Robert F. LaPrade is a knee surgeon, practicing at Twin Cities Orthopedics in Edina, Minnesota. He is a specialist in treating posterolateral knee injuries. He has received the 2013 OREF Clinical Research Award for his research in improving outcomes for these injuries, and is the author of a textbook on the subject.

== Education ==
LaPrade attended the University of Maine in Orono, ME and received his Bachelor of Science degree in Forest engineering in 1981. He completed his medical degree at the University of Illinois at Chicago in 1987 and his medical internship at Michigan State University in 1988. LaPrade's medical residency was also completed at Michigan State University/Kalamazoo Center for Medical Studies in Kalamazoo, MI from 1989 to 1993. Afterwards, he completed a fellowship at the Hughston Sports Medicine Clinic in Columbus, GA. LaPrade received a Doctor of Philosophy degree from the University of Oslo, in Oslo, Norway, in 2003 based on his thesis about Posterolateral Knee Injuries.

== Career ==
LaPrade currently practices as an orthopedic surgeon at the Edina and Eagan locations of Twin Cities Orthopedics in Minnesota. As one of the world's most celebrated complex knee surgeons and clinician scientists, Dr. LaPrade has published more than 300 peer-reviewed scientific manuscripts, 100 book chapters, and has given over 1000 professional presentations, symposia, grand rounds, and instructional course lectures. He has received many awards for his research, including the OREF Clinical Research Award, considered a Nobel Prize of Orthopaedics and his research team has been awarded the AOSSM Excellence in Research Award three times since 2009. In addition, he is the most published author in the top cited orthopaedic journal, The American Journal of Sports Medicine (AJSM), with over 115 articles in AJSM alone. He is also the sole author of the only comprehensive textbook on posterolateral knee injuries and has been the editor for several sports medicine textbooks. He is recognized as a pioneer in knee research, with many referrals from international and nationally recognized physicians due to his successful patient outcomes and his development of more effective surgical techniques for the reconstruction of complex knee injuries.

Additionally, he serves on the editorial boards of the American Journal of Sports Medicine and Knee Surgery, Sports Traumatology, Arthroscopy. Dr. LaPrade’s work focuses on clinical practice, research, and education in orthopaedic surgery. He has contributed to the diagnosis and treatment of complex knee injuries, including posterolateral knee injuries, posterior cruciate ligament (PCL) tears, knee dislocations, revision anterior cruciate ligament (ACL) reconstructions, meniscal transplantation, medial collateral ligament (MCL) injuries, knee osteotomies, osteochondral allografts, cartilage restoration procedures, and patellofemoral instability. He has treated athletes at various levels, including professional and collegiate athletes.

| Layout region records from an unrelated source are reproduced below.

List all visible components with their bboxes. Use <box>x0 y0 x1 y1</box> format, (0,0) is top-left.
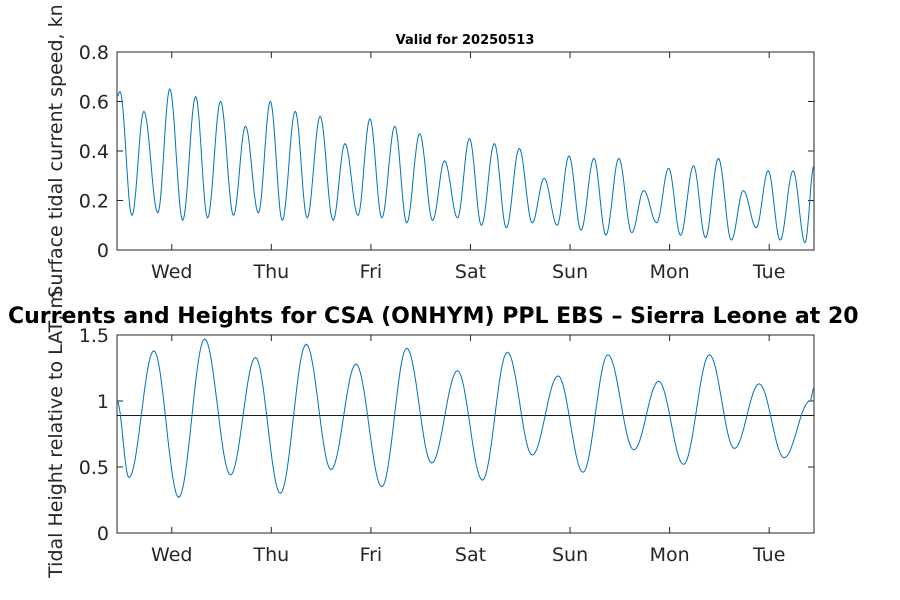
current-speed-ytick-label: 0.8 <box>79 42 109 64</box>
tidal-height-ytick-label: 1.5 <box>79 325 109 347</box>
tidal-height-ytick-label: 1 <box>97 391 109 413</box>
current-speed-xtick-label: Sun <box>552 261 588 283</box>
current-speed-xtick-label: Sat <box>455 261 486 283</box>
current-speed-series-line <box>116 88 815 244</box>
current-speed-xtick-label: Fri <box>360 261 383 283</box>
current-speed-xtick-label: Mon <box>650 261 690 283</box>
current-speed-plot-frame <box>116 51 815 251</box>
tidal-height-xtick-label: Mon <box>650 544 690 566</box>
current-speed-chart: 0 0.2 0.4 0.6 0.8 Wed Thu Fri Sat Sun Mon Tue Valid… <box>45 4 815 298</box>
current-speed-xtick-label: Thu <box>252 261 289 283</box>
current-speed-xtick-label: Tue <box>752 261 785 283</box>
tidal-height-ytick-label: 0 <box>97 523 109 545</box>
tidal-height-ticks: 0 0.5 1 1.5 Wed Thu Fri Sat Sun Mon Tue <box>79 325 814 566</box>
main-figure-title: Currents and Heights for CSA (ONHYM) PPL… <box>8 304 859 329</box>
tidal-height-xtick-label: Sat <box>455 544 486 566</box>
current-speed-ytick-label: 0.2 <box>79 191 109 213</box>
tidal-height-xtick-label: Tue <box>752 544 785 566</box>
tidal-height-series-line <box>116 338 815 499</box>
tidal-height-y-axis-label: Tidal Height relative to LAT, m <box>45 290 67 579</box>
tidal-height-xtick-label: Wed <box>151 544 192 566</box>
current-speed-ytick-label: 0 <box>97 240 109 262</box>
tidal-height-xtick-label: Sun <box>552 544 588 566</box>
current-speed-ytick-label: 0.6 <box>79 92 109 114</box>
current-speed-y-axis-label: Surface tidal current speed, kn <box>45 4 67 297</box>
tidal-height-xtick-label: Thu <box>252 544 289 566</box>
tidal-height-chart: 0 0.5 1 1.5 Wed Thu Fri Sat Sun Mon Tue Tidal Heig… <box>45 290 815 579</box>
current-speed-chart-title: Valid for 20250513 <box>396 33 535 48</box>
tidal-height-plot-frame <box>116 334 815 534</box>
current-speed-ticks: 0 0.2 0.4 0.6 0.8 Wed Thu Fri Sat Sun Mon Tue <box>79 42 814 283</box>
tidal-height-xtick-label: Fri <box>360 544 383 566</box>
current-speed-ytick-label: 0.4 <box>79 141 109 163</box>
tidal-height-ytick-label: 0.5 <box>79 457 109 479</box>
current-speed-xtick-label: Wed <box>151 261 192 283</box>
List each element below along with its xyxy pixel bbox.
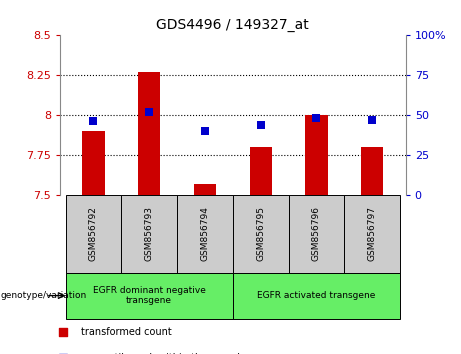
Bar [289,195,344,273]
Title: GDS4496 / 149327_at: GDS4496 / 149327_at [156,18,309,32]
Text: GSM856794: GSM856794 [201,206,209,261]
Text: GSM856795: GSM856795 [256,206,265,261]
Text: genotype/variation: genotype/variation [0,291,87,300]
Text: EGFR dominant negative
transgene: EGFR dominant negative transgene [93,286,206,305]
Text: EGFR activated transgene: EGFR activated transgene [257,291,376,300]
Bar [233,273,400,319]
Bar [65,273,233,319]
Bar [305,115,328,195]
Text: GSM856793: GSM856793 [145,206,154,261]
Text: GSM856796: GSM856796 [312,206,321,261]
Bar [65,195,121,273]
Bar [82,131,105,195]
Point [146,109,153,115]
Point [90,119,97,124]
Text: transformed count: transformed count [81,327,171,337]
Bar [177,195,233,273]
Text: GSM856797: GSM856797 [368,206,377,261]
Bar [344,195,400,273]
Bar [138,72,160,195]
Point [257,122,264,127]
Point [313,115,320,121]
Bar [233,195,289,273]
Bar [194,183,216,195]
Text: GSM856792: GSM856792 [89,206,98,261]
Text: percentile rank within the sample: percentile rank within the sample [81,353,246,354]
Bar [361,147,384,195]
Bar [249,147,272,195]
Point [260,222,268,227]
Bar [121,195,177,273]
Point [201,128,209,134]
Point [368,117,376,122]
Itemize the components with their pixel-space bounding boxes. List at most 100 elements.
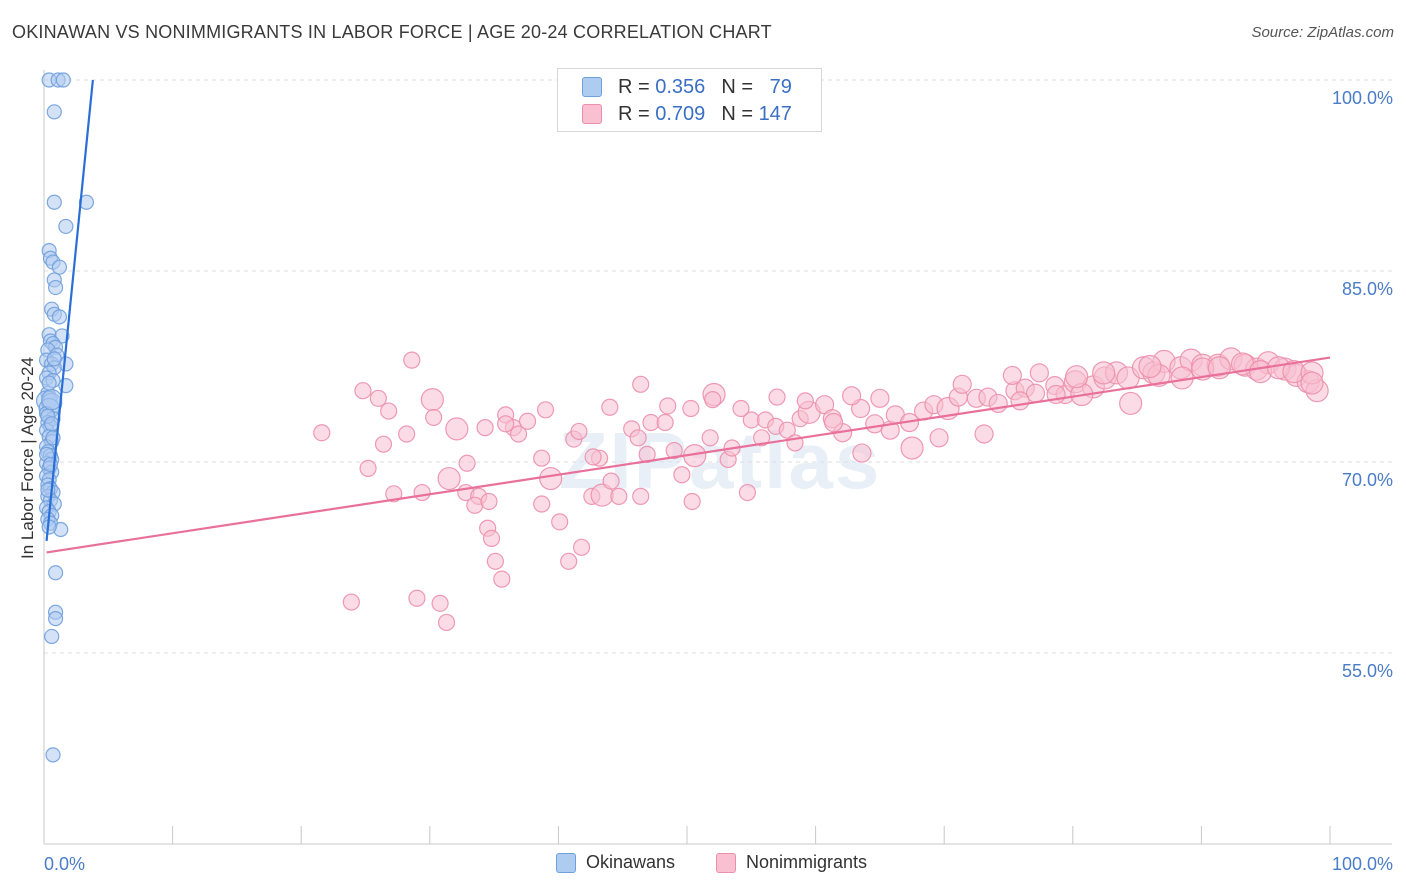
nonimmigrants-point[interactable] — [533, 495, 551, 513]
nonimmigrants-point[interactable] — [673, 466, 691, 484]
nonimmigrants-point[interactable] — [560, 552, 578, 570]
nonimmigrants-point[interactable] — [509, 425, 528, 443]
nonimmigrants-point[interactable] — [952, 374, 972, 394]
nonimmigrants-point[interactable] — [458, 454, 476, 472]
nonimmigrants-point[interactable] — [704, 391, 722, 409]
nonimmigrants-point[interactable] — [929, 428, 949, 448]
okinawans-point[interactable] — [45, 747, 61, 763]
nonimmigrants-point[interactable] — [683, 492, 701, 511]
nonimmigrants-point[interactable] — [533, 449, 551, 467]
nonimmigrants-point[interactable] — [374, 435, 393, 453]
nonimmigrants-point[interactable] — [842, 386, 862, 406]
legend-item-okinawans[interactable]: Okinawans — [556, 852, 675, 873]
nonimmigrants-point[interactable] — [629, 429, 647, 447]
okinawans-point[interactable] — [58, 218, 74, 235]
nonimmigrants-point[interactable] — [900, 436, 924, 460]
nonimmigrants-point[interactable] — [1119, 391, 1143, 416]
nonimmigrants-point[interactable] — [437, 613, 456, 632]
nonimmigrants-point[interactable] — [342, 593, 360, 611]
nonimmigrants-point[interactable] — [1029, 363, 1049, 383]
nonimmigrants-point[interactable] — [539, 466, 563, 491]
nonimmigrants-point[interactable] — [380, 402, 398, 420]
nonimmigrants-point[interactable] — [824, 412, 844, 433]
nonimmigrants-point[interactable] — [408, 589, 426, 607]
nonimmigrants-point[interactable] — [486, 552, 504, 570]
okinawans-point[interactable] — [51, 259, 68, 275]
nonimmigrants-point[interactable] — [974, 424, 994, 444]
nonimmigrants-point[interactable] — [437, 466, 461, 491]
x-tick-label: 100.0% — [1332, 854, 1393, 874]
nonimmigrants-point[interactable] — [1010, 391, 1030, 411]
nonimmigrants-point[interactable] — [752, 429, 771, 447]
okinawans-point[interactable] — [41, 389, 63, 411]
nonimmigrants-point[interactable] — [518, 412, 537, 430]
nonimmigrants-point[interactable] — [480, 492, 498, 511]
okinawans-point[interactable] — [46, 104, 62, 120]
okinawans-point[interactable] — [47, 565, 64, 581]
legend-item-nonimmigrants[interactable]: Nonimmigrants — [716, 852, 867, 873]
nonimmigrants-point[interactable] — [601, 398, 619, 416]
nonimmigrants-point[interactable] — [431, 594, 449, 612]
okinawans-point[interactable] — [46, 351, 62, 367]
okinawans-point[interactable] — [47, 611, 64, 627]
nonimmigrants-point[interactable] — [1065, 365, 1089, 389]
nonimmigrants-point[interactable] — [1092, 361, 1116, 385]
nonimmigrants-point[interactable] — [425, 408, 443, 427]
okinawans-point[interactable] — [55, 72, 71, 88]
nonimmigrants-point[interactable] — [665, 441, 683, 460]
nonimmigrants-point[interactable] — [536, 401, 555, 419]
stats-legend: R = 0.356 N = 79 R = 0.709 N = 147 — [557, 68, 822, 132]
nonimmigrants-point[interactable] — [610, 487, 628, 505]
nonimmigrants-point[interactable] — [466, 496, 484, 514]
okinawans-point[interactable] — [47, 279, 64, 296]
nonimmigrants-point[interactable] — [768, 388, 786, 406]
nonimmigrants-point[interactable] — [738, 483, 757, 502]
nonimmigrants-point[interactable] — [852, 443, 872, 463]
nonimmigrants-point[interactable] — [632, 375, 650, 393]
nonimmigrants-point[interactable] — [385, 485, 403, 503]
nonimmigrants-point[interactable] — [476, 419, 494, 437]
nonimmigrants-point[interactable] — [493, 570, 511, 588]
nonimmigrants-point[interactable] — [682, 399, 700, 418]
nonimmigrants-point[interactable] — [482, 529, 501, 548]
nonimmigrants-point[interactable] — [420, 388, 444, 412]
nonimmigrants-point[interactable] — [413, 483, 431, 502]
nonimmigrants-point[interactable] — [570, 422, 588, 441]
nonimmigrants-point[interactable] — [359, 459, 377, 477]
okinawans-point[interactable] — [44, 416, 60, 432]
okinawans-point[interactable] — [51, 309, 68, 325]
r-label: R = — [618, 102, 650, 125]
nonimmigrants-point[interactable] — [778, 421, 796, 439]
nonimmigrants-point[interactable] — [398, 425, 416, 443]
nonimmigrants-point[interactable] — [313, 424, 331, 442]
nonimmigrants-point[interactable] — [732, 399, 750, 418]
nonimmigrants-point[interactable] — [403, 351, 421, 369]
nonimmigrants-point[interactable] — [1300, 371, 1324, 395]
nonimmigrants-point[interactable] — [551, 513, 569, 531]
okinawans-point[interactable] — [41, 375, 57, 391]
okinawans-trend-line — [45, 79, 94, 542]
nonimmigrants-point[interactable] — [497, 415, 515, 433]
nonimmigrants-point[interactable] — [584, 448, 602, 466]
nonimmigrants-point[interactable] — [659, 397, 677, 415]
nonimmigrants-point[interactable] — [796, 392, 814, 410]
okinawans-n-value: 79 — [769, 75, 792, 98]
nonimmigrants-point[interactable] — [572, 538, 591, 556]
nonimmigrants-point[interactable] — [1002, 365, 1022, 386]
series-legend: Okinawans Nonimmigrants — [0, 852, 1406, 876]
nonimmigrants-point[interactable] — [369, 389, 387, 407]
nonimmigrants-point[interactable] — [602, 472, 620, 490]
nonimmigrants-legend-label: Nonimmigrants — [746, 852, 868, 872]
nonimmigrants-point[interactable] — [632, 487, 650, 505]
nonimmigrants-legend-swatch — [716, 852, 736, 873]
nonimmigrants-point[interactable] — [870, 388, 890, 408]
nonimmigrants-point[interactable] — [1138, 354, 1162, 379]
okinawans-point[interactable] — [44, 628, 60, 645]
nonimmigrants-point[interactable] — [445, 417, 469, 441]
nonimmigrants-point[interactable] — [354, 382, 372, 400]
nonimmigrants-point[interactable] — [638, 445, 656, 463]
okinawans-point[interactable] — [78, 194, 95, 210]
nonimmigrants-point[interactable] — [656, 413, 674, 432]
nonimmigrants-point[interactable] — [701, 429, 719, 447]
okinawans-point[interactable] — [46, 194, 62, 210]
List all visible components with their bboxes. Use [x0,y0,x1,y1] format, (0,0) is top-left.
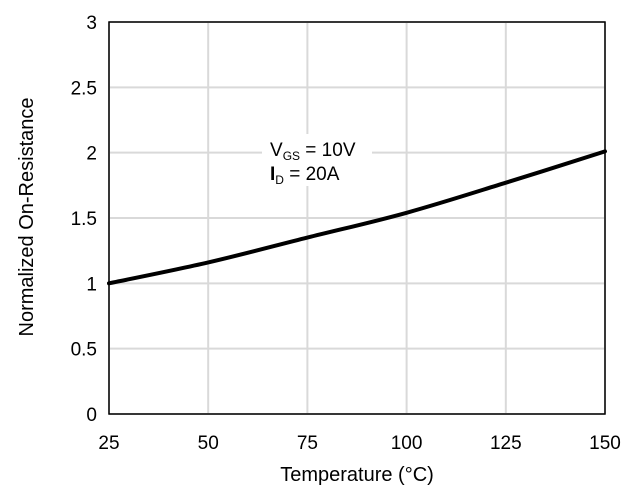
grid [108,21,606,415]
y-tick-label: 3 [86,13,97,34]
series-line-0 [107,149,607,286]
y-tick-label: 1.5 [71,209,97,230]
y-tick-label: 2 [86,144,97,165]
annotation-vgs-subscript: GS [283,149,300,163]
annotation-id-value: = 20A [284,164,340,185]
annotation-background [262,134,372,186]
y-tick-label: 0 [86,405,97,426]
annotation-line-id: ID = 20A [270,164,340,187]
x-tick-label: 25 [98,433,119,454]
series-layer [107,149,607,286]
annotation-line-vgs: VGS = 10V [270,140,356,163]
annotation-id-symbol: I [270,164,275,185]
annotation-vgs-symbol: V [270,140,283,161]
x-tick-labels: 25 50 75 100 125 150 [98,433,620,454]
x-tick-label: 125 [490,433,522,454]
annotation-vgs-value: = 10V [300,140,356,161]
y-axis-title: Normalized On-Resistance [16,98,38,337]
y-tick-label: 2.5 [71,78,97,99]
y-tick-label: 1 [86,274,97,295]
plot-frame [108,21,606,415]
annotation: VGS = 10V ID = 20A [262,134,372,187]
x-tick-label: 100 [391,433,423,454]
x-tick-label: 50 [198,433,219,454]
x-axis-title: Temperature (°C) [280,464,434,486]
x-tick-label: 150 [589,433,621,454]
annotation-id-subscript: D [275,173,284,187]
y-tick-label: 0.5 [71,340,97,361]
y-tick-labels: 0 0.5 1 1.5 2 2.5 3 [71,13,97,426]
x-tick-label: 75 [297,433,318,454]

Dr. LaPrade has been recognized in listings as "One of the Best Doctors in America" and "One of the Most Compassionate Doctors". His work focuses on sport medicine injuries and he is known for his specialized surgical practices in knee reconstruction. As a clinical scientist, he has applied extensive research in sports medicine pathology to develop new surgical approaches for complex knee conditions. Several procedures he developed have been adopted internationally and are widely used in the treatment of knee injuries.

Dr. LaPrade is also recognized for his contributions to surgical education. He founded the Vail International Complex Knee Course, which has attracted sports medicine surgeons from around the world to observe his clinical examinations and surgical techniques. He has received multiple teaching awards, including three annual awards from fellows in the Steadman Clinic Sports Medicine Fellowship program.

=== Hockey ===
Additionally, he writes the "Hockey Doc" section of the Let's Play Hockey magazine, contributing articles about hockey injury prevention and treatment. LaPrade has treated injured athletes in all levels of competition, including professional and Olympic athletes, and was team physician for the University of Minnesota men's ice hockey team when they won two National Championships.